Disadvantages: Frequent connection and disconnection between the client and the server results in high consumption of server resources.
(3) Option 3: OPC communication is divided into two parts: the first part is to develop a small WinCC client application on the client machine and use the OPC interface integrated in WinCC to transmit data between the server and the client machine; the second part is to develop an OPC client application using VB6.0 to enable the program to communicate with WinCC on the client machine.
Advantages: It uses the OPC interface integrated within WinCC for data transmission between the server and the client, which has good stability and more complete fault diagnosis and handling, completely avoiding system crashes.
(4) Scheme selection: In view of the advantages and disadvantages of the above schemes, the third scheme is selected. As shown in Figure 3.

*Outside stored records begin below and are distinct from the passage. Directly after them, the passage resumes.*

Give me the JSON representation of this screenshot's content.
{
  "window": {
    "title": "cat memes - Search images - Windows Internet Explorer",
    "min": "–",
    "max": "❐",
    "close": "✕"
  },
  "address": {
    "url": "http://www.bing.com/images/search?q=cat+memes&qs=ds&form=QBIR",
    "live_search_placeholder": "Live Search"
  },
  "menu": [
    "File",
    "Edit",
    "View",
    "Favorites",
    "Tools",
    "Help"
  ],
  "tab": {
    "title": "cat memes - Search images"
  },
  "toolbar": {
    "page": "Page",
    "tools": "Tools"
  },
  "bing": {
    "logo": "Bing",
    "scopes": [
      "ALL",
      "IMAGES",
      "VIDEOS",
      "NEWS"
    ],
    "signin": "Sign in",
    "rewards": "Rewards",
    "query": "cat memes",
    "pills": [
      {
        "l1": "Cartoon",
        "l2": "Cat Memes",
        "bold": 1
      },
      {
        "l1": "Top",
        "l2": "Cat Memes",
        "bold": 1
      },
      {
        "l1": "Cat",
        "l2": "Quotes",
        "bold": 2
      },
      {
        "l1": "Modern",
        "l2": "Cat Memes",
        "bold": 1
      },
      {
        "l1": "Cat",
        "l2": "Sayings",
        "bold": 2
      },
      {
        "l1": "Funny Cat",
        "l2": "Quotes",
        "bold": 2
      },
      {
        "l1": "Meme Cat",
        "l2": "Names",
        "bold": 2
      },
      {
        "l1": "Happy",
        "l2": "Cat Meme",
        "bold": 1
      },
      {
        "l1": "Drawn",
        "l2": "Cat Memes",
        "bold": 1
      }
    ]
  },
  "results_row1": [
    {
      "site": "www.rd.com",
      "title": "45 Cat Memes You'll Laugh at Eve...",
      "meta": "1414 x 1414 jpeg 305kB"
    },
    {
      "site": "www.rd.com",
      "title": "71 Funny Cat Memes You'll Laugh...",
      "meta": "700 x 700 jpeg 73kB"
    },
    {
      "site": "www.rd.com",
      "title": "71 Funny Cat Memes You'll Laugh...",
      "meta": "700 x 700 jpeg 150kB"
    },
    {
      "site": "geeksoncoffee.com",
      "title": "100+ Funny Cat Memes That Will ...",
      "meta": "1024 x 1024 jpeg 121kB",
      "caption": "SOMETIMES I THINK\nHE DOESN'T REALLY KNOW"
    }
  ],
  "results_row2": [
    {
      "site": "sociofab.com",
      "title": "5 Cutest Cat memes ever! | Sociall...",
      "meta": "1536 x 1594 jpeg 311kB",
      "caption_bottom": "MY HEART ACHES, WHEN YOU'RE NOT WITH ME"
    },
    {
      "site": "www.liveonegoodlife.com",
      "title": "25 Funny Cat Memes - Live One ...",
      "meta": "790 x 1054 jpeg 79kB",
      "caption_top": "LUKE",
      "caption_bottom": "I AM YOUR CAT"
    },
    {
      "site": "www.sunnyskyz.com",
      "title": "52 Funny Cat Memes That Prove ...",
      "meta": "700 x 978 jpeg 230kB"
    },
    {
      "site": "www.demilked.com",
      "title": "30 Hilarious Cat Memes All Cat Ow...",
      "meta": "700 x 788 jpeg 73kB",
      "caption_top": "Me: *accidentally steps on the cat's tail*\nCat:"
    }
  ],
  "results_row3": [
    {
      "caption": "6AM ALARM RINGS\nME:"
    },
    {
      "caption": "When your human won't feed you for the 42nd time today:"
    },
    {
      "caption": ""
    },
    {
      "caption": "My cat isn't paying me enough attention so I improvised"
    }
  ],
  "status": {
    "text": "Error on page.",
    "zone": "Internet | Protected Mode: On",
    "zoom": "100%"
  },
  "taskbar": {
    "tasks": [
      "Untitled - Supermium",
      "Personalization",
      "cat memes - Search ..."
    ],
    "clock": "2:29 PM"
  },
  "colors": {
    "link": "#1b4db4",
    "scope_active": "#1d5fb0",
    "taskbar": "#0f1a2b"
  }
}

Figure 3 Schematic diagram of Scheme 3
IV. Functions Performed by the Control System
1. Main functions of the system
This system is primarily used to collect and statistically calculate four parameters—steam, compressed air, water, and electricity—from various production workshops, providing data for production planning. Specific functions are as follows:
(1) Real-time display: This system includes five working condition diagrams that display production parameters in real time, including the overall system working condition diagram, the yarn making workshop working condition diagram, the winding and packaging workshop working condition diagram, the energy and power workshop working condition diagram, and the non-production department working condition diagram.
(2) Status curve: Displays the status curve of the data collected in each workshop, including the instantaneous change trend of the data collected in the total amount, the yarn making workshop, the winding and packaging workshop, the energy and power and non-production departments.
(3) Statistical calculation: Organize, statistically analyze, and generate an 8-hour database and a daily database from the data in the current half-hour database of each department to be assessed.
(4) Statistical reports: Display the data from each department in the required reports.
(5) Parameter settings: Set the parameters used in this system, including: shift parameters, shift table, password settings and curve parameter settings.
2. Technical challenges in the project
Users need to record and process changes in over 70 quantities from the boiler room, air compressor station, sheet metal workshop, and main power distribution room, requiring various complex report outputs: daily, ten-day, monthly, quarterly, and annual reports. Furthermore, the report formats differ, making implementation in WinCC quite complex. Therefore, VB's flexible and convenient report creation capabilities were considered. In the chosen solution, WinCC Client plays a unique role; it acts as the client for WinCC Server, but as the server for the energy management software.
V. Conclusion
This system has been put into use and operates reliably and stably, improving the reliability, accuracy, and calculation precision of data, and reducing losses caused by human error and inaccuracies. It has also significantly saved manpower, reduced the computational burden on operators, and achieved good social and economic benefits.